HOUSING

Don't push us off the precipice

The sudden increase in the PWLB lending rate has the potential to cripple local authorities’ ability to deliver affordable homes in an already financially challenging environment, explains Cllr Sharon Taylor.

On 9 October, we received the shocking news of another government sideswipe at local government funding. Overnight, and with no prior notice or consultation, the Treasury had added an increase of 1% to the cost of borrowing from the Public Works Loan Board (PWLB), and thus for many of us requiring a very significant and difficult re-calculation of the housing business plans attached to our Housing Revenue Accounts.

Long-term planning for housing spend is essential, whether that is to undertake the continuous improvement to our existing housing stock or to provide the desperately needed new council homes for the families on our waiting lists. For my council the 30-year business plan had literally just been completed the week before, incorporating the borrowing we needed, and could reasonably pay back, to enable both programmes. It is important to note that this is not the first complete revision we have had to undertake as government rent policy introduced in 2016 at a stroke took £225m out of our housing business plan.

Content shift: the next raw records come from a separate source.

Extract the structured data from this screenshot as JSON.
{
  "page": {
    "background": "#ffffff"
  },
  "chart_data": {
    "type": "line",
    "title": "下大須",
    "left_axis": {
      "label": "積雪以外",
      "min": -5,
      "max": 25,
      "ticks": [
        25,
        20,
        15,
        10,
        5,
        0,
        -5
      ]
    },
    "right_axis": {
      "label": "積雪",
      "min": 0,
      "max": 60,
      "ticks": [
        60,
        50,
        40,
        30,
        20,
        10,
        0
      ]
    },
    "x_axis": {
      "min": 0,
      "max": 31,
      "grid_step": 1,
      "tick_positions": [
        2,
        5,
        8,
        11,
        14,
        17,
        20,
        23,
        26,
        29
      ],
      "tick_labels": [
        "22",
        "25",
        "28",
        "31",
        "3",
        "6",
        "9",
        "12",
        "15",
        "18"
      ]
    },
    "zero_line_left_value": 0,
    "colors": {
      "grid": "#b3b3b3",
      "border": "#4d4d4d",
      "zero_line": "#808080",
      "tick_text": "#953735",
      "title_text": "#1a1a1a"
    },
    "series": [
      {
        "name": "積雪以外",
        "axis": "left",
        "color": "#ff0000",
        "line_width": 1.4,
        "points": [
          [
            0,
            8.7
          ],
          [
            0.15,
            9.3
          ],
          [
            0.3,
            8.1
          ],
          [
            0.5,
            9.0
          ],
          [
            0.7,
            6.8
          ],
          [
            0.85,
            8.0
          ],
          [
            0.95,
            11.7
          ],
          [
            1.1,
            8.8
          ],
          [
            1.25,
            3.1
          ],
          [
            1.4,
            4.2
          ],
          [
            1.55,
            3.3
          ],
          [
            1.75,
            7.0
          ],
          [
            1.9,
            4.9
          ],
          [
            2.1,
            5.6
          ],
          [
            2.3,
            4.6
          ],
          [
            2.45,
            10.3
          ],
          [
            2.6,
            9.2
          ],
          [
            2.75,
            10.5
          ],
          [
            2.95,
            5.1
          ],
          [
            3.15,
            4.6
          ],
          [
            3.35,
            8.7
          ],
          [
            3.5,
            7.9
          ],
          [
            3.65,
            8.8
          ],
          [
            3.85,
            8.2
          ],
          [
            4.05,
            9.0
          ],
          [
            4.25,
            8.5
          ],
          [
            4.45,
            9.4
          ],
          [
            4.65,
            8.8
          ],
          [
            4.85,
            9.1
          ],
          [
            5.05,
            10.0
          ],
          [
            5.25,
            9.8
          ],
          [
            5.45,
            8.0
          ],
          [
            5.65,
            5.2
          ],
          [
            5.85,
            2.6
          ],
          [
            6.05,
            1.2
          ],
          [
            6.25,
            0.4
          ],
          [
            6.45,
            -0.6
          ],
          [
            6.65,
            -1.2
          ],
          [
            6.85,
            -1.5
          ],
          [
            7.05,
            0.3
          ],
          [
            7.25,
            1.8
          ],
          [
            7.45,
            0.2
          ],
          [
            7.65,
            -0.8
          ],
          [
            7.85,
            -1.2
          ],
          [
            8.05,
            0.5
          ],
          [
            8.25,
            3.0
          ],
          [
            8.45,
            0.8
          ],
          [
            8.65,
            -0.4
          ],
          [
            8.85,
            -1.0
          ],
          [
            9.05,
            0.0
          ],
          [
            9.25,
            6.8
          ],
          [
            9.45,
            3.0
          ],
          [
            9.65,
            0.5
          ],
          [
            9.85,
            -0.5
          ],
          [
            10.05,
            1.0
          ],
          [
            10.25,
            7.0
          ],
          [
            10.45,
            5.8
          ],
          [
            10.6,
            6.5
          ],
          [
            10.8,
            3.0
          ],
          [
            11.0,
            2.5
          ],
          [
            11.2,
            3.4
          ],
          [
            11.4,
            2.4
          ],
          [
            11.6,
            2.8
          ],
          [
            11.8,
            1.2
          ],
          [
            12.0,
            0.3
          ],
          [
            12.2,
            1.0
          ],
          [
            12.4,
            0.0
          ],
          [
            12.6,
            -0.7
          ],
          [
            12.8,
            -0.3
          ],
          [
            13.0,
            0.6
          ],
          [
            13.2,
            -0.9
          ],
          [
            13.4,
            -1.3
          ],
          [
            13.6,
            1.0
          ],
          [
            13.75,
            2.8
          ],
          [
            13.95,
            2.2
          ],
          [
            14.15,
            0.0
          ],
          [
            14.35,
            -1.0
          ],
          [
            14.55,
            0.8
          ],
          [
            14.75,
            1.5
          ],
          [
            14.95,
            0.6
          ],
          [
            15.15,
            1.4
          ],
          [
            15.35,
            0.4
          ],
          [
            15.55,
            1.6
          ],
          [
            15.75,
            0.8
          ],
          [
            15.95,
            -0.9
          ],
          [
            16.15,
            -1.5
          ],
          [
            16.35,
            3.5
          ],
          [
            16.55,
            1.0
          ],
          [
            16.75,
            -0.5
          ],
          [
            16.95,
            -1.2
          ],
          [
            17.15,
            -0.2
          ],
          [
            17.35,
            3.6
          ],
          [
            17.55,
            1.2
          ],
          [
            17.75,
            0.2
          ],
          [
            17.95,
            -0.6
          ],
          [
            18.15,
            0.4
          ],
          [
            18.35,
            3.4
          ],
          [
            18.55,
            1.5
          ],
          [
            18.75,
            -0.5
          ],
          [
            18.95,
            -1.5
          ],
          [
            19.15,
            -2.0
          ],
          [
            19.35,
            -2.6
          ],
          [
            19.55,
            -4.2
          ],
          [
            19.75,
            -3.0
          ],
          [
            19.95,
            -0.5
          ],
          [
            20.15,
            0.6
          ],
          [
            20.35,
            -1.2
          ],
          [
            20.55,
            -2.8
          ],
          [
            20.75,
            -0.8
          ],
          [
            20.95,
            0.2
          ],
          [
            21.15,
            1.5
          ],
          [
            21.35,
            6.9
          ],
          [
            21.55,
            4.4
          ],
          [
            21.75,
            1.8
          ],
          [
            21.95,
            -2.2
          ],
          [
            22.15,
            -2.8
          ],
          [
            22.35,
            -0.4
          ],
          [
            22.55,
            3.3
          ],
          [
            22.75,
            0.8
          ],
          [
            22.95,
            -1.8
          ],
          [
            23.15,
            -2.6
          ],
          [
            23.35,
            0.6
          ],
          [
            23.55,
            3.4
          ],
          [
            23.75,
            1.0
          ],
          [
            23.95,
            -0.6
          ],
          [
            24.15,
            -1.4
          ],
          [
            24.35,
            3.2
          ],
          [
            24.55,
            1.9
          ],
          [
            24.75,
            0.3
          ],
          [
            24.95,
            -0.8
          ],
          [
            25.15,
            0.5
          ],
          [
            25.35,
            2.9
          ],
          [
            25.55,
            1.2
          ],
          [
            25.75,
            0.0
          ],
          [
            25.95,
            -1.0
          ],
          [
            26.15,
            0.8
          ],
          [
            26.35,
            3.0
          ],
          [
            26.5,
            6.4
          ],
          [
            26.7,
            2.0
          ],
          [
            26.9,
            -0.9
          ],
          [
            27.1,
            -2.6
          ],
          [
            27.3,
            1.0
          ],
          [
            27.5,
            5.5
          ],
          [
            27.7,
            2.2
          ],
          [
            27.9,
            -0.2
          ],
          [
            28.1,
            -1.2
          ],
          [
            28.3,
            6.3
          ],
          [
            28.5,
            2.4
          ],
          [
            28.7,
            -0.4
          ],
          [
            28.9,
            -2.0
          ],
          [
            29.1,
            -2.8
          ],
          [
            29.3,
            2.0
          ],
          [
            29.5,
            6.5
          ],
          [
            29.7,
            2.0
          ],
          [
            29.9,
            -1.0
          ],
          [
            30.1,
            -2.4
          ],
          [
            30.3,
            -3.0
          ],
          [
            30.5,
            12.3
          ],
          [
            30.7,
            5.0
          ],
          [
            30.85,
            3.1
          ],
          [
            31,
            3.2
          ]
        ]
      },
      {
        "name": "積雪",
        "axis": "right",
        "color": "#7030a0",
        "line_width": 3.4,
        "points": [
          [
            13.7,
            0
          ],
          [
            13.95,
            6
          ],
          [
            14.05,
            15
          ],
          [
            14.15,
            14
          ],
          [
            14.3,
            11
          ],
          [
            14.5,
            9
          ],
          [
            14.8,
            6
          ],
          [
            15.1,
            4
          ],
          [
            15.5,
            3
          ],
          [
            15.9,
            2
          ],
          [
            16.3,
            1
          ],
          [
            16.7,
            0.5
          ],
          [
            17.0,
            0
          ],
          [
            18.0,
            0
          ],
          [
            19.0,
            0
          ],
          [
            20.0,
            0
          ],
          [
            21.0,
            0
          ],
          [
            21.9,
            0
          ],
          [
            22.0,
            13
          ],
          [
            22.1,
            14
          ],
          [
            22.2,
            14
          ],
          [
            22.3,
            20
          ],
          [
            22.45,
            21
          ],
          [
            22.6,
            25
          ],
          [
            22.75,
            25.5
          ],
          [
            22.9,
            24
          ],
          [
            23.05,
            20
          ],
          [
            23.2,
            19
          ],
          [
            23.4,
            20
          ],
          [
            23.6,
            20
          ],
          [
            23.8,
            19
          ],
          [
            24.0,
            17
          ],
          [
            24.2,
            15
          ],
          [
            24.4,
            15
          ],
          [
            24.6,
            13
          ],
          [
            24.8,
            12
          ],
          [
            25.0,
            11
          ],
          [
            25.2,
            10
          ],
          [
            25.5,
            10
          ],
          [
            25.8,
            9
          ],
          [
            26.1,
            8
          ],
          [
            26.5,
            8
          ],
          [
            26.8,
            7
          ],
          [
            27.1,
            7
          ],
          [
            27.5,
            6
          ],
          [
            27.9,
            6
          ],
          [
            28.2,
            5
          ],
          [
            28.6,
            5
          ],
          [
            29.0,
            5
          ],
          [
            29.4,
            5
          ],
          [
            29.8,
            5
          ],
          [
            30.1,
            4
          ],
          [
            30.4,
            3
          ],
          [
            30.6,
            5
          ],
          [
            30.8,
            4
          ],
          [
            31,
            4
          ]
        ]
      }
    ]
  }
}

In Stevenage we have delivered 174 new homes in the last 18 months and had hoped to accelerate the pipeline of a further 300 homes to cope with the increasing levels of homelessness we are facing as a result of the lack of affordability in the private rented sector. Our careful calculations about the level we could afford to borrow from the PWLB were blown out of the water by this unexpected rate rise and will require a huge recalculation of our housing plans. It will almost certainly affect our ability to build good quality, affordable homes at the scale we need to meet the demand for our area.

There is a further impact for councils' house building plans. In order to spend our right to buy receipts to deliver new housing (and we only keep a third of the discounted price) the retained receipts must be match-funded by the local authority and where housing plans had intended to do that through borrowing, this rate rise may mean councils will not have sufficient match funding, not be able to spend within the Government's strict time limits and more right to buy receipts will have to be returned to the Government.

There is also a potential impact to the emerging General Fund budgets for the coming year where these had taken into account prudential borrowing for commercial property in order to achieve income to help us support our valued services.

With more than 60 pence in every pound cut from local government funding, we have all been seeking ways of supporting the services we provide and which are so important to our local communities. We cannot increase council tax, which for next year is capped at 2%, the return on increases to fees and charges is a limited pot as if charges are increased too steeply there is simply a diminishing return as people cut back on the services they use.

For many councils, this year is the first when they receive no revenue support grant from government at all. That is why some councils have looked to invest in commercial property using borrowing from the PWLB which then delivers an income stream. There have been various approaches to this with most councils using their investments to support their local economy.

There are, of course, some notable exceptions to this where councils have made very high levels of investments in commercial property but if these are outliers, it must surely have been within the Government's scope to tackle the exceptional cases rather than use the blunt instrument of a penalty for the whole of local government.

It is astonishing that at a time when Government is urging local government to help tackle a desperate housing crisis, when they have cut our funding to a level that many councils are on the edge of a dangerous financial precipice and when they are constantly stressing that we should be seeking innovative solutions to help us through the financial puzzle we all face, that they unbelievably pull this particular rug out from under our feet with no prior notice. It is long past time that we had a proper compact between central and local government which required such changes in policy to be discussed between both parties.

We must make the strongest possible representations to the Treasury that this rate rise could have untold consequences to the delivery of affordable homes and to the ability of councils to steer a path through the troubled waters of local government funding. I hope they will have a rapid re-think and a proper debate with local government about why they felt this move to be necessary.